One might be right or one might be wrong, but taking a stance on things that one thinks is wrong is truly difficult. Older I get more I feel that I was cowardly (not collegial) when I let things slide. We need more transparent discussions not less.
Junhyong Kim
November 24, 2017 at 7:17 pm
Humphrey Gardner
I’m switching to kallisto. Thanks for pointing out the better performance w fewer cores..and thanks Lior for the great work enabling the community to make the best use of RNASeq data…
December 18, 2017 at 2:53 pm
naarkhoo
Seems, there are a lot of people here who bully Lior for his object view and thorough analysis. I personally, believe, knowing to not have a significant edge to other methods and showing outperformance in a selected simulated data and publishing in “high-impact” factor journal, is a level of dis-honesty. I really get disappointed here by people in science who accuse Lior for his language – don’t you have an objective criticism ?
November 1, 2019 at 6:24 pm
Thomas Patterson
Salmon is not the same as kallisto, it is an extension of kallisto’s method: considering the prior for the data. In most cases where there won’t be a strong prior, the results won’t change much but there are cases where this will matter (GC content abnormalities etc).
They very properly cited kallisto and showed how they differ in their published paper. This is how science progresses, Lior, by building on other scientists’ work. This is how it has always been. Perhaps you should review your perspective as a scientist and your attitude towards others’ work.
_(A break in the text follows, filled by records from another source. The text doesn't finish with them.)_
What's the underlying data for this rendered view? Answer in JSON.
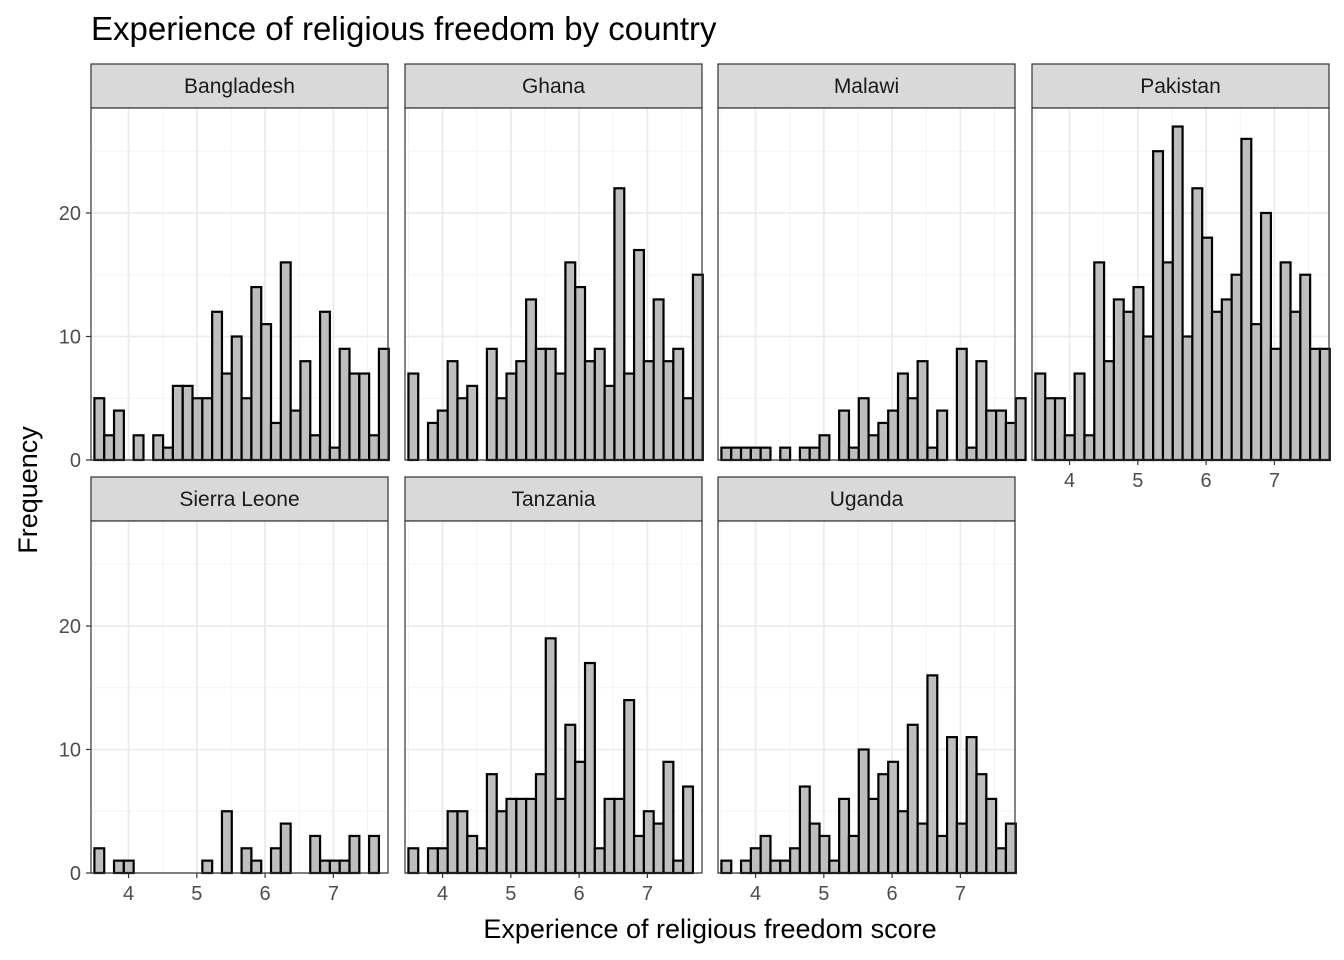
{
  "chart_data": {
    "type": "bar",
    "title": "Experience of religious freedom by country",
    "xlabel": "Experience of religious freedom score",
    "ylabel": "Frequency",
    "x_ticks": [
      "4",
      "5",
      "6",
      "7"
    ],
    "y_ticks": [
      "0",
      "10",
      "20"
    ],
    "xlim": [
      3.45,
      7.8
    ],
    "ylim": [
      0,
      28.5
    ],
    "bin_start": 3.5,
    "bin_width": 0.1437,
    "grid": true,
    "layout": "facet-wrap, 4 columns by 2 rows",
    "colors": {
      "bar_fill": "#bebebe",
      "bar_outline": "#000000",
      "strip_fill": "#d9d9d9"
    },
    "panels": [
      {
        "name": "Bangladesh",
        "values": [
          5,
          2,
          4,
          0,
          2,
          0,
          2,
          1,
          6,
          6,
          5,
          5,
          12,
          7,
          10,
          5,
          14,
          11,
          3,
          16,
          4,
          8,
          2,
          12,
          1,
          9,
          7,
          7,
          2,
          9
        ]
      },
      {
        "name": "Ghana",
        "values": [
          7,
          0,
          3,
          4,
          8,
          5,
          6,
          0,
          9,
          5,
          7,
          8,
          13,
          9,
          9,
          7,
          16,
          14,
          8,
          9,
          6,
          22,
          7,
          17,
          8,
          13,
          8,
          9,
          5,
          15
        ]
      },
      {
        "name": "Malawi",
        "values": [
          1,
          1,
          1,
          1,
          1,
          0,
          1,
          0,
          1,
          1,
          2,
          0,
          4,
          1,
          5,
          2,
          3,
          4,
          7,
          5,
          8,
          1,
          4,
          0,
          9,
          1,
          8,
          4,
          4,
          3,
          5
        ]
      },
      {
        "name": "Pakistan",
        "values": [
          7,
          5,
          5,
          2,
          7,
          2,
          16,
          8,
          13,
          12,
          14,
          10,
          25,
          16,
          27,
          10,
          22,
          18,
          12,
          13,
          15,
          26,
          11,
          20,
          9,
          16,
          12,
          15,
          9,
          9
        ]
      },
      {
        "name": "Sierra Leone",
        "values": [
          2,
          0,
          1,
          1,
          0,
          0,
          0,
          0,
          0,
          0,
          0,
          1,
          0,
          5,
          0,
          2,
          1,
          0,
          2,
          4,
          0,
          0,
          3,
          1,
          1,
          1,
          3,
          0,
          3
        ]
      },
      {
        "name": "Tanzania",
        "values": [
          2,
          0,
          2,
          2,
          5,
          5,
          3,
          2,
          8,
          5,
          6,
          6,
          6,
          8,
          19,
          6,
          12,
          9,
          17,
          2,
          6,
          6,
          14,
          3,
          5,
          4,
          9,
          1,
          7
        ]
      },
      {
        "name": "Uganda",
        "values": [
          1,
          0,
          1,
          2,
          3,
          1,
          1,
          2,
          7,
          4,
          3,
          1,
          6,
          3,
          10,
          6,
          8,
          9,
          5,
          12,
          4,
          16,
          3,
          11,
          4,
          11,
          8,
          6,
          2,
          4
        ]
      }
    ]
  }
}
November 1, 2019 at 7:34 pm
Lior Pachter
I’m all for building on prior work, and I’m particularly happy when people build on my work. But this was not building, it was stealing.
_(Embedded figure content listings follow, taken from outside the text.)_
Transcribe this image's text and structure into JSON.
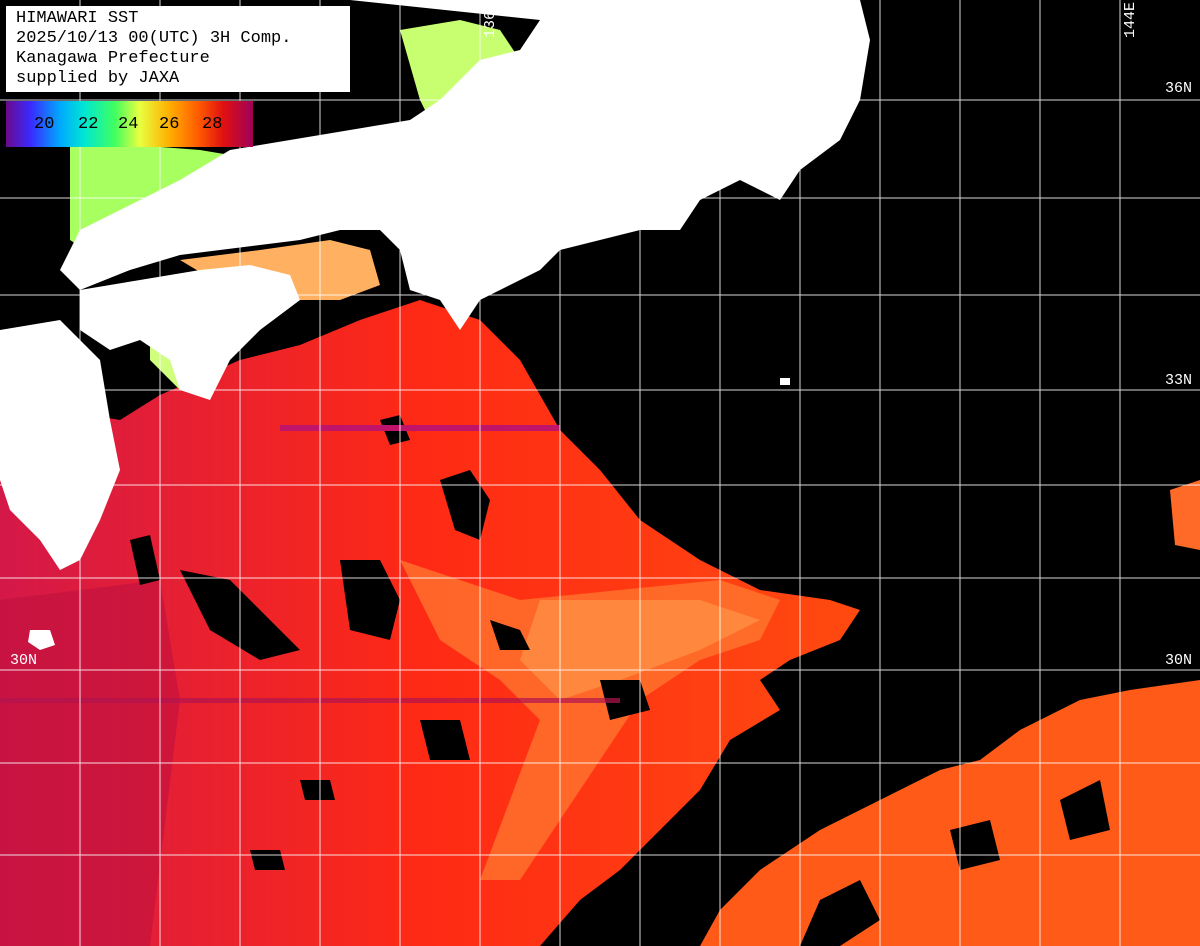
{
  "title": {
    "line1": "HIMAWARI SST",
    "line2": "2025/10/13 00(UTC) 3H Comp.",
    "line3": "Kanagawa Prefecture",
    "line4": "supplied by JAXA"
  },
  "colorbar": {
    "ticks": [
      "20",
      "22",
      "24",
      "26",
      "28"
    ]
  },
  "grid_labels": {
    "lat_36": "36N",
    "lat_33": "33N",
    "lat_30_left": "30N",
    "lat_30_right": "30N",
    "lon_136": "136E",
    "lon_144": "144E"
  },
  "colors": {
    "land": "#ffffff",
    "cloud_mask": "#000000",
    "sst_warm": "#ff3a10",
    "sst_hot": "#c8142a",
    "sst_cool": "#ff9a30",
    "coastal": "#a8ff60",
    "grid": "#ffffff"
  }
}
November 4, 2019 at 11:01 am
Thomas
That’s interesting. If the paper cited kallisto properly in their publication, talked about the novelty kallisto brings (pseudo-alignment idea, a lightweight way to carry out alignment etc) and the novelty Salmon brings (incorporating priors, difference in licensing), what precisely makes you consider it “stealing”?
November 4, 2019 at 2:18 pm
Lior Pachter
There’s a good summary of what’s wrong with what happened here on this thread: https://twitter.com/yarbsalocin/status/893886707564662784
The exact details are in this very blog post, which I encourage you to read. Yes, technically the Salmon paper (drive-by-cites) cites kallisto, but that’s a far cry from properly acknowledging prior work. BTW even the term “lightweight alignment” that you used was a cynical phrase created by the Salmon authors.